No balanço do trem, um tal de vai e vem

7:28 am, manhã de terça-feira. Mês? Novembro. Ano: 2007. O corre-corre começa na escada. Anísio tem setenta anos e apronta-se bem mais rápido que um jovem de vinte. Tenta se barbear bem (em vão) e lavar-se o mais depressa possível. Talvez dê tempo. Talvez.
O despertador toca desde às seis e meia, mas Patrícia está atrasada novamente. De dez em dez minutinhos se deixa levar pelos cobertores e travesseiros sem se preocupar precocemente com o horário. Sua mãe se pergunta toda manhã, "Será que vai dar tempo?" Vai sim.
Charles é bem organizado. Levanta junto com as galinhas que a mãe cria no quintal de casa, na Samambaia Sul. Tudo para dar tempo de se organizar metódicamente para o escritório no Ministério do Planejamento. Ele é mais um entre tantas mesas e dezenas de pápeis. Às seis e quinze já está barbeado, o terno passado e o sapato tão lustrado que parece mais um espelho no pé. Tudo bem. Sempre chega na estação do metrô às sete e dez.

Ao toque do sinal, semi-acordados, sonâmbulos, trabalhadores do dia inteiro se preparam para a disputa acirrada por um lugar para sentar-se. E muitas vezes nem dá tempo de pegar um espaço em pé.

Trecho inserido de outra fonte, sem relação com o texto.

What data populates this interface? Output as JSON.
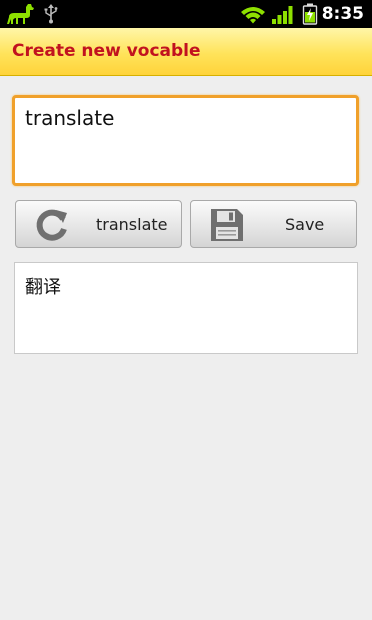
{
  "status_bar": {
    "time": "8:35",
    "icons": [
      "app-llama-icon",
      "usb-icon",
      "wifi-icon",
      "signal-icon",
      "battery-charging-icon"
    ]
  },
  "title_bar": {
    "title": "Create new vocable"
  },
  "input": {
    "value": "translate"
  },
  "buttons": {
    "translate_label": "translate",
    "save_label": "Save"
  },
  "result": {
    "text": "翻译"
  },
  "colors": {
    "title_text": "#c1121f",
    "title_bar": "#ffe35a",
    "focus_border": "#f0a02a",
    "status_green": "#8ee000"
  }
}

Tâmara sai correndo ao escutar o toque. Em sua mente os pensamentos voam como folhas secas no outono. Atravessa as escadas de um pulo só, passa pelo guichê e chega ao segundo andar de escadas. A porta ainda está aberta. "Será que eles esperam?" Aaah, sim. Antes do último toque, onde as portas se fecham, Tâmara já está dentro do vagão, sorrindo feito boba por ter conseguido finalizar a sua façanha. Bem, é um começo.

A cada estação, o número de pessoas aumenta exponencialmente. Os vagões ficam cada vez mais apertados. Sem espaço para olhar pela janela, enquanto os trinta minutos de viagem não passam, as pessoas buscam alternativas para não ter de olhar umas para as outras. Afinal, tem outro lugar para olhar? O constrangimento eleva-se em proporções ainda não explicadas. Charles, com auto-controle e domínio de si, se mantem absorto a isso. Mario Prata o mantém na linha com as crônicas do dia a dia. "Meu primeiro livro de crônicas será como este!" O engravatado quer ser escritor. E nem se espanta ao olhar para o lado esquerdo. Mas Tâmara sim! Lá tem um problema 'visualístico'.
Patrícia ainda mora com a mãe na nove do Guará I. Já passou dos trinta, mas ainda não aprendeu a se manter. O gosto para roupas é sinal, além de ser um 'pouco' duvidoso. Ela trabalhar o dia inteiro e estuda num cursinho pra concursos a noite. Não dá tempo para pensar em firulas, roupas e acessórios. Mas... Saia preta com godê longa, blusa de crochê com gola roxa, bolsa marrom e sandália branca rasteirinha não é considerado um figurino adequado para o trabalho.

"Ainda bem que existem uniformes!" Pensa rapidamente Tâmara (a observadora do trem!), rindo e olhando de relance para a janela. "Tem tanta gente aqui..." Um homem jovem, mulato e com uma cicatriz enorme do canto esquerdo da boca até as bochechas. "Será que foi por acidente, ou ele trabalha como assaltante de aluguel?" Um menino, que não deve ter nem treze anos, escorado na porta e escutando música no aparelho digital. "Nossa, já é tão popular assim ter um mp3, credo..."

Mas não tem tanto tempo assim para pensar. Sentado no assento destinado aos idosos, Anísio faz as contas de quanto vai receber. Trezentos reais não faz mais parte de sua realidade financeira. Os descontos com o financiamento que fez para o termino da construção já levam mais da metade da aposentadoria por tempo de serviço. Olhando para o teto, o senhor deixa a mente seguir com o balanço do trem. Nada muito abrubto. Um balançar que chega a ser até suave. Um vai e vem que embala. Leva alunos à escola, trabalhadores ao trabalho e uma pessoa e outra a seu destino.

O toque é dado. Chega a última estação: a Central. Todos os passageiros são convidados a descer pelo gentil condutor. Uns vão para seus destinos, logo ali, no centro da cidade cinza. Enquanto outros pulam correndo as escadas do metrô em direção as escadas da Rodoviária. Sobe uma plataforma, percorre o corredor abarrotado de tantas outras 'gentes'. "Ainda dá tempo de pegar o ônibus..." Será que dá?